Tanpa aba-aba, Annisa Yuzawa melengos pergi meninggalkan tempat itu. Denis yang belum bersiap, sedikit kewalahan akibat kantong belanjaan ia taruh di lemari penitipan barang. Ia dengan cepat menyerobot semua kantong saat pramuniaga mengulurkan ke tangan Denis.

"Tunggu, Nis ... ! Tungguin, Kakak." Denis berteriak tanpa menghiraukan lalu lalang pengunjung lain.

Ponsel Denis di dalam saku celana berdering, getarnya amat mengganggu. Ia kebingungan, antara mengejar Annisa atau menjawab panggilan tersebut lebih dahulu.

Denis mencoba mengalihkan kantong belanjaan ke tangan kiri, selanjutnya ia merogoh saku celana. Ketakutan dengan cepat menyergap dada Denis saat ia melihat nama sang penelepon.

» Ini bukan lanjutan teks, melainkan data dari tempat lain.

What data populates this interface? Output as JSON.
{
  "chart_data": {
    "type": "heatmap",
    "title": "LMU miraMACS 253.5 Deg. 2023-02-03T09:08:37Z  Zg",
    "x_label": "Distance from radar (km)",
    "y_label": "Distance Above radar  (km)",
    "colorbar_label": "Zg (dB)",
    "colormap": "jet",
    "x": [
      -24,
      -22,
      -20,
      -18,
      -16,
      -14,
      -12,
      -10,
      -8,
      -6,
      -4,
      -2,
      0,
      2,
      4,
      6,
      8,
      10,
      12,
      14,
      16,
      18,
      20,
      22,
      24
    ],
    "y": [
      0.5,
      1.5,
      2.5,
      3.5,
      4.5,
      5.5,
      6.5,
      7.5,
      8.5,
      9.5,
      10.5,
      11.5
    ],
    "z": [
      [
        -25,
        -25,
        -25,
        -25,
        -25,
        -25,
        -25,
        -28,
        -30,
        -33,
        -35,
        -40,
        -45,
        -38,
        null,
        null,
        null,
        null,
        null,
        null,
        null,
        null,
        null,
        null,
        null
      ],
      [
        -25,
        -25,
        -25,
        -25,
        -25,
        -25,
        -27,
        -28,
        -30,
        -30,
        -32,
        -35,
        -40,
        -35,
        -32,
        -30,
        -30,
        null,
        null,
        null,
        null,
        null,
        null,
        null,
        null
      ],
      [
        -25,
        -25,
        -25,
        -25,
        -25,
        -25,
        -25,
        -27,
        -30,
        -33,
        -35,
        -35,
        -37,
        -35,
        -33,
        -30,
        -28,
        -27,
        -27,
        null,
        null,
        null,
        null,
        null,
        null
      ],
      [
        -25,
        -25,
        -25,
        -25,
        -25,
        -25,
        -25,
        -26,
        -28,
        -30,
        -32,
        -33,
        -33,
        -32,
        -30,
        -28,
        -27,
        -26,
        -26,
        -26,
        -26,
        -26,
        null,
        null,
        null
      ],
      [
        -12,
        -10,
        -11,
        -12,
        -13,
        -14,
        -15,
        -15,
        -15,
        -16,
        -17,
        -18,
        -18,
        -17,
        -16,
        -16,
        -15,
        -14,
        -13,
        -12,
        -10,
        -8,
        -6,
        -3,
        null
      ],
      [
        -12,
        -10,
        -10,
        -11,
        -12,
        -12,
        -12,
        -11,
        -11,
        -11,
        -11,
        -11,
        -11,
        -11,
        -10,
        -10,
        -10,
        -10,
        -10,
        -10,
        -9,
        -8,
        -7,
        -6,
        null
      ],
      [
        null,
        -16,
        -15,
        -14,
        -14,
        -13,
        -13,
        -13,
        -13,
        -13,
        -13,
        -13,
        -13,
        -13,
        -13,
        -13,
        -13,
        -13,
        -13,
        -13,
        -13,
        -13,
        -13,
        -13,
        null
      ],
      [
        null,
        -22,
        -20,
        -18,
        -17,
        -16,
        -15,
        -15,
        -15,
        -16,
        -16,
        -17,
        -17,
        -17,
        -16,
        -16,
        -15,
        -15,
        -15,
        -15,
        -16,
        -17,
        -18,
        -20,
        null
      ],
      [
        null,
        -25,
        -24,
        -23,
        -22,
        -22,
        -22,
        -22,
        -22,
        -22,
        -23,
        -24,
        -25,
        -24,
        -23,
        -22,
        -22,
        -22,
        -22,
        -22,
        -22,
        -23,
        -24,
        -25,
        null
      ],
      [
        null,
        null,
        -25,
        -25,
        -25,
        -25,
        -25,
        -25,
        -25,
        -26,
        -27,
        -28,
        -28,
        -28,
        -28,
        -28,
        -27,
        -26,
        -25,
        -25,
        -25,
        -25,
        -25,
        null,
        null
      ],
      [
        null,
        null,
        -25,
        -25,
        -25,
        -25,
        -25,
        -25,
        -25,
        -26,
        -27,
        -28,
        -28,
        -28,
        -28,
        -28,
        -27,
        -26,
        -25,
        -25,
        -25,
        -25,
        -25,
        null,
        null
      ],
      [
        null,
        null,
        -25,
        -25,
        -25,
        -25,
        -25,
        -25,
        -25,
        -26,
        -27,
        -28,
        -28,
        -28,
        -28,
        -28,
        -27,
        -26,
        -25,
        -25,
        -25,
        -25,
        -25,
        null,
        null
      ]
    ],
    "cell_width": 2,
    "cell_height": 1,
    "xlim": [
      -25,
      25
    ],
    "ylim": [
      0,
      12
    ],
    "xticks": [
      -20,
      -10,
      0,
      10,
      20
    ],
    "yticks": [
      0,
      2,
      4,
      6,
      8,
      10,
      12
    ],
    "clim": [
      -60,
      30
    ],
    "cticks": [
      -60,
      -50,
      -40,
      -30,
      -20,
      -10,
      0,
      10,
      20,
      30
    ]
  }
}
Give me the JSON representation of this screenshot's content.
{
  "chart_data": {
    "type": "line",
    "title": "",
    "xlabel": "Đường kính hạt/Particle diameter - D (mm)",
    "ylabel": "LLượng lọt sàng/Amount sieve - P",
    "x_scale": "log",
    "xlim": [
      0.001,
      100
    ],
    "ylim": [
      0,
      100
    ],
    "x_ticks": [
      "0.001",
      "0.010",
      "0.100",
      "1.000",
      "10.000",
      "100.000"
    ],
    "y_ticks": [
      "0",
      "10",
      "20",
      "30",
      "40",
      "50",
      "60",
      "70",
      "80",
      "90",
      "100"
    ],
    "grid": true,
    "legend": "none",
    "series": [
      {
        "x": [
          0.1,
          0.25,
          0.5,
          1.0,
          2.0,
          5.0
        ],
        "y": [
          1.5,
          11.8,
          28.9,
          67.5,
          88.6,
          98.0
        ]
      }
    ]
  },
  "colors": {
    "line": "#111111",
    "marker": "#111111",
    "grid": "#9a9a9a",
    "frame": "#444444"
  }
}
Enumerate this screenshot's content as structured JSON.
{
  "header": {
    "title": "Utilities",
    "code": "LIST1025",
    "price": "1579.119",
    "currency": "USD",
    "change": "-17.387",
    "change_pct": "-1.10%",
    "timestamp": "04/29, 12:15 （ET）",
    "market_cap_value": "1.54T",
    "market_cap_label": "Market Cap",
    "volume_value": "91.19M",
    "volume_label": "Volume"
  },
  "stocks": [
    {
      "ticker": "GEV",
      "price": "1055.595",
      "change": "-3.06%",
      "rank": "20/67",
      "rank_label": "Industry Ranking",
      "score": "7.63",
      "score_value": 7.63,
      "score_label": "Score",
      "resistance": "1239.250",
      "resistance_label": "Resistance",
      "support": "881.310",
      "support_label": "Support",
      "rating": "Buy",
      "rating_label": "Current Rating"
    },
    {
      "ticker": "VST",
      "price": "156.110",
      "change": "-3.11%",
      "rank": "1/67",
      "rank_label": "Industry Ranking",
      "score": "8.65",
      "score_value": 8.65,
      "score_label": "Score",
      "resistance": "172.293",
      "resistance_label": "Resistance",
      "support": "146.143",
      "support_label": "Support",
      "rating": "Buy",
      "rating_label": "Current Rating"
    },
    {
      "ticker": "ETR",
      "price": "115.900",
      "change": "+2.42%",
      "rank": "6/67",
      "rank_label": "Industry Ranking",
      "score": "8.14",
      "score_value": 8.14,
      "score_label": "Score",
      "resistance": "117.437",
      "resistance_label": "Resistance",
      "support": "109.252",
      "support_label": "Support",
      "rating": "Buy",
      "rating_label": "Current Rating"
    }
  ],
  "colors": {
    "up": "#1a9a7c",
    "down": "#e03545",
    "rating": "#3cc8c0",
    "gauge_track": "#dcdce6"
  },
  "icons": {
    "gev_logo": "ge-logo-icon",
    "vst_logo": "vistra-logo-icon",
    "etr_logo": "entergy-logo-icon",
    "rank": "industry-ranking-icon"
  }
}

"Jangan biarkan Annisa menemukan kami, cegah Annisa ke restoran. Kami akan makan di sana!" perintah Hiro dari seberang.

"Beby ... ini Bunda. Mi ... tunggu!" teriak Annisa memanggil nama anaknya. Annisa tetap berusaha mengejar bocah kecil yang kini berada dalam gendongan Laksmi sang Mami. Laksmi menatap nanar pada Annisa, ia tak bisa berbuat banyak. Tangan besar Hiro menyeretnya agar menjauhi sang putri.

Denis tergelagap, sebagian kantong belanjaan lepas dari kaitan jemarinya. Denis kehilangan jejak Annisa Yuzawa. Ia bergegas mencari keberadaan perempuan tersebut, sebelum Hiro memberinya hukuman tanpa ampun.

Begitulah Hiro, ia sangat menjaga nama baiknya sebagai salah satu pebisnis besar di Asia Tenggara. Ia tak mau kalau sampai ada orang lain mengetahui perihal Annisa. Beby yang merupakan darah daging Annisa, ia sebutkan sebagai anak pungut. Sungguh biadab kelakuan Hiro. Hiro sama sekali tak mencerminkan seorang Ayah.

Bahkan karena tak mau Annisa mendekat, Hiro sampai memasang dua bodyguard bertubuh besar dan berotot untuk menghalau langkah Annisa.

Jeritan Annisa menggema di pendengaran Denis. Pria tersebut menghambur ke sumber suara. Benar saja, Annisa sedang dihadang oleh dua bodyguard yang memiliki badan besar. Annisa mulai membenturkan kepala ke tiang beton yang tak jauh dari jangkauannya. Kebiasaan buruk ketika ia gagal mendapatkan apa yang ia inginkan.

Denis panik menyaksikan kengerian itu. Dua bodyguard tersebut bukannya menolong Annisa, justru menyibukkan diri dengan mengusir orang-orang yang memiliki ketulusan untuk menolong.

Denis yakin bahwa semua ulah Hiro. Banyak kamera pengintai di tempat umum seperti mall tersebut. Hiro tak ingin hubungannya dengan Annisa tercium oleh media, atau kekuasaannya akan hilang bak ditelan perut bumi. Miris, Annisa diperlakukan layaknya penjahat oleh Ayah kandungnya sendiri.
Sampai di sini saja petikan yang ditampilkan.